The Daily Dose: More Readmissions in Women than Men after Myocardial Infarction

Your daily dose of clinical news from Patient Care Online.

Patient Care brings primary care clinicians a lot of medical news every day—it’s easy to miss an important study.

The Daily Dose provides a concise summary of one of the website's leading stories you may not have seen.

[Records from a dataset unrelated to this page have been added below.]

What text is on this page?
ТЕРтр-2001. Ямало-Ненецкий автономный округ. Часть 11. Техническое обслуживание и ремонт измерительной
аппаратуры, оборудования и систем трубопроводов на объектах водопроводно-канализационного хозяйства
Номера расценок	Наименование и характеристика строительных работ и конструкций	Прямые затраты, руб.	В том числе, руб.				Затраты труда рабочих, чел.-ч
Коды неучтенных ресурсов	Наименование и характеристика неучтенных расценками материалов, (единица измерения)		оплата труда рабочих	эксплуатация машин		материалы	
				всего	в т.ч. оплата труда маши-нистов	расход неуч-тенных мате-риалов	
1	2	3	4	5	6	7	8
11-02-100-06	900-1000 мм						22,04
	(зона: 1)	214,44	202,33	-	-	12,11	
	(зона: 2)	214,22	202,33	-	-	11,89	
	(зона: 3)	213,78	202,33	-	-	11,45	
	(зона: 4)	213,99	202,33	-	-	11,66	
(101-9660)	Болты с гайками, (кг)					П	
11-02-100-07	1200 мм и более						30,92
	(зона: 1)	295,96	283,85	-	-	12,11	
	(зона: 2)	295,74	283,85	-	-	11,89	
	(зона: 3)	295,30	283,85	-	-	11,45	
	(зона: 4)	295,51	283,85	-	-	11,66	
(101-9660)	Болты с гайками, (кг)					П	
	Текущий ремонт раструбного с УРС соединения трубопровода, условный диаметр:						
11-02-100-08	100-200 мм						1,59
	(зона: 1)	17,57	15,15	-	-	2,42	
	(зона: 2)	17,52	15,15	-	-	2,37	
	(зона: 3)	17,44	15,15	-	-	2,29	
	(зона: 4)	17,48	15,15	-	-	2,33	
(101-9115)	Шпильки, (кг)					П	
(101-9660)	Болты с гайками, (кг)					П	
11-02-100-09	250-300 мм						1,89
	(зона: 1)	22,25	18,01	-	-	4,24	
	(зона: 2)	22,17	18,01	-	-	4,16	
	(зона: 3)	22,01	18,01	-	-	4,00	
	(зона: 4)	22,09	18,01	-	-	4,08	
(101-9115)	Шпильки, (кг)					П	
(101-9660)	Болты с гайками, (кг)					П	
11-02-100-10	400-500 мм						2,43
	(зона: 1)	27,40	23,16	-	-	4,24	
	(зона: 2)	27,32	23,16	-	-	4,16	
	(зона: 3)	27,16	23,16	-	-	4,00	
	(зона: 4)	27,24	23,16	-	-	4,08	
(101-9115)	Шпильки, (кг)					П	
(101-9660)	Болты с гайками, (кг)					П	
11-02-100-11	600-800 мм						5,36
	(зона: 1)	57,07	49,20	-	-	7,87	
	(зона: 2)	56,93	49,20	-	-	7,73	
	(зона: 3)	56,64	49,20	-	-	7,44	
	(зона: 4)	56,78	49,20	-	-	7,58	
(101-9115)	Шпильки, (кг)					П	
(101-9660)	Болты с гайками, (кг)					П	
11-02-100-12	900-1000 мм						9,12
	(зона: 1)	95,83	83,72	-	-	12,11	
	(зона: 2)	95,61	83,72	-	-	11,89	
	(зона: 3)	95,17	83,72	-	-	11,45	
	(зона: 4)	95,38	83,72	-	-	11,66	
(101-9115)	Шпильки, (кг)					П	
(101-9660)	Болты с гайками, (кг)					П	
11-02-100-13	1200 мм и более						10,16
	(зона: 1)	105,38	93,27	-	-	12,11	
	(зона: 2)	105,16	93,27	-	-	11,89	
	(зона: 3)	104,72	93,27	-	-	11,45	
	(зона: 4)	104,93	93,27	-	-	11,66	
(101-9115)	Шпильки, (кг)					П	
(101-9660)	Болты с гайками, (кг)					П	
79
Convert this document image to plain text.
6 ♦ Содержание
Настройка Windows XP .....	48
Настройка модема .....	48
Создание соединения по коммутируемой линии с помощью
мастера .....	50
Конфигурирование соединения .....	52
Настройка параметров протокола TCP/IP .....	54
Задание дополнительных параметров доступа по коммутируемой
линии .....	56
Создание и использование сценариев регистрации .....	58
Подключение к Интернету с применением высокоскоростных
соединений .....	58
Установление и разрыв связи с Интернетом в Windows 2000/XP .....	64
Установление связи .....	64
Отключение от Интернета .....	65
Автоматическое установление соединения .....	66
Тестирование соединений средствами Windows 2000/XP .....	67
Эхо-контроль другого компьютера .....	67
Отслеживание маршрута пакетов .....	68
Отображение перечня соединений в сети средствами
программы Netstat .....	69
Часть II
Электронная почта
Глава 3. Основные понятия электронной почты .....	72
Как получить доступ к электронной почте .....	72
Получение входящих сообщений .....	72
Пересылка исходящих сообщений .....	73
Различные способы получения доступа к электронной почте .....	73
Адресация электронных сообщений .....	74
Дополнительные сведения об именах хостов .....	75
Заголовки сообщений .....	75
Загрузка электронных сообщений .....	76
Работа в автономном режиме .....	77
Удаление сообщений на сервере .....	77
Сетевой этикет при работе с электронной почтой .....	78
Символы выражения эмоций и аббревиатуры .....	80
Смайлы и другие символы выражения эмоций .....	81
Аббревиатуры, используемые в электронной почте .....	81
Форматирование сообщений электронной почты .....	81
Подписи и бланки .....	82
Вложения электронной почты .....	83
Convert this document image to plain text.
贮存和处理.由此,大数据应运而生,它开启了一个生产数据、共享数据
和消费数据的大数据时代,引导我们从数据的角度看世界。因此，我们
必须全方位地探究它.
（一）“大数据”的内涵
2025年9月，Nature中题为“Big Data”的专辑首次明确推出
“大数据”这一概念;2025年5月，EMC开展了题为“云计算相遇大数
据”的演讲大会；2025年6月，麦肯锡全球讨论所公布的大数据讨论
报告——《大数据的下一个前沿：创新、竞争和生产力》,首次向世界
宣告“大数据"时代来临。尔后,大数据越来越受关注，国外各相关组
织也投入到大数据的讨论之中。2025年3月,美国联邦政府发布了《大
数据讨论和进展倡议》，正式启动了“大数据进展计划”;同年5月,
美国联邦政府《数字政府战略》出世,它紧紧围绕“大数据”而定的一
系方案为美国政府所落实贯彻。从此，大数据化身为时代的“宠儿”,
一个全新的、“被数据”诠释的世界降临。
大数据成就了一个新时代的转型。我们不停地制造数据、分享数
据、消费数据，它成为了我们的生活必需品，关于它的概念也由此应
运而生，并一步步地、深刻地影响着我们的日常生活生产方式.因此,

On October 17, 2022, we reviewed a study published in the Canadian Journal of Cardiology, that examined whether disparities continue to exist in processes of care and clinical outcomes among patients with acute myocardial infarction (AMI).

The study

Investigators compared trends in comorbidities, angiographic findings, and revascularization rates among 38 071 patients (21.1% women) aged 18-55 years hospitalized from April 1, 2009, to March 31, 2019, in Ontario. The primary outcome was 1-year all-cause mortality or readmission for unstable angina, AMI, heart failure, or stroke.

Clinical implications

"Possible strategies to avoid early readmissions among women could include increased referral rates to cardiac rehabilitation programs, including home-based programs, and those programs offering access to peer support groups," wrote researchers. "Furthermore, increasing the number of follow-ups and ensuring an early follow-up (2 weeks) after discharge for AMI may reduce the number of early readmissions or emergency room visits."